Strong quarterly results shared the spotlight Wednesday. IBM (IBM) was higher after the computer maker reported a nearly 50% jump in third-quarter profit, trumping analyst expectations.
Fellow Dow component Intel (INTC) was also higher after the chipmaker posted a 35% decline in third-quarter profit, but beat Wall Street forecasts for the first time in three quarters.
Shares of Yahoo! (YHOO) dipped after the Internet media company posted a 38% drop in third-quarter profit, despite hopes of a turnaround next year.
Data-storage provider EMC (EMC) was lower as the company posted a decline in third-quarter profit and said it would slash 1,250 jobs.
In other earnings news, J.P. Morgan (JPM) was lower after the financial institution said third-quarter profit increased 30%.
Companies set to post quarterly results after the closing bell include tech bellwether Apple (AAPL) and online auctioneer eBay (EBAY).

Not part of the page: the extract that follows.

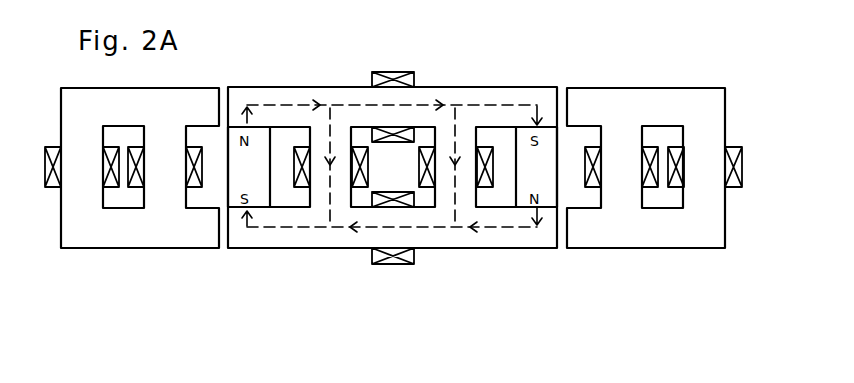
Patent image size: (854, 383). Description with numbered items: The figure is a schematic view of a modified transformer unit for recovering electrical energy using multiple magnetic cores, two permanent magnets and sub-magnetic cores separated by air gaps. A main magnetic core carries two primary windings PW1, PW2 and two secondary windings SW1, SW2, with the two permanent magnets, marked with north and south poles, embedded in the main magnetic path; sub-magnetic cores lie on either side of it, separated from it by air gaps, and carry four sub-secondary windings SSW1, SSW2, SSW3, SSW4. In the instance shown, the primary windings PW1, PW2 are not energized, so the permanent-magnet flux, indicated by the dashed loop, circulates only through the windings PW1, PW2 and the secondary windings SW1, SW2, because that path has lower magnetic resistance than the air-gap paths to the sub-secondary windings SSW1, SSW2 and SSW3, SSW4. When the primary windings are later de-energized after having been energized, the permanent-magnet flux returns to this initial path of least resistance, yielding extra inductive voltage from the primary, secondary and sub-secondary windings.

Among companies reporting earnings Thursday are Bank of America (BAC), Coca-Cola (KO), Honeywell (HON), SanDisk (SNDK), and Wyeth (WYE).
Elsewhere, General Motors (GM) has reportedly hired two advisers to ready itself for a possible proxy fight or other hostile action by minority shareholder Kirk Kerkorian.
Meanwhile, cable operator Time Warner Cable announced plans to sell $100 million in Class A shares in an initial public offering. All of the shares are reportedly being sold by part-owner Adelphia Communications. Media conglomerate Time Warner (TWX) controls 84% of the shares of Time Warner Cable, which would list its shares under the ticker "TWC."
In the energy markets, November West Texas Intermediate crude futures fell $1.28 to $57.65 a barrel, after a weekly inventory report showed an unexpectedly large rise in crude supplies.
European markets finished higher. In London, the FTSE-100 index rose 41.8 points, or 0.68%, to 6,150.4. Germany's DAX index climbed 67.68 points, or 1.11%, to 6,182.78. In Paris, the CAC 40 index added 58.3 points, or 1.1%, to 5,361.29.
Asian markets ended higher. In Japan, the Nikkei 225 index gained 41.41 points, or 0.25%, to 16,653. In Hong Kong, the Hang Seng index nudged higher 33.25 points, or 0.18%, to 18,048.09. Korea's Kospi index advanced 2.96 points, or 0.22%, to 1,354.26.
Treasury yields ticked lower, hovering around the unchanged mark for most of the session after the upbeat housing starts data and nagging CPI gains. The 10-year note edged up in price to 100-28/32 for a yield of 4.76%, while the 30-year bond nudged higher to 93-30/32 for a yield of 4.89%.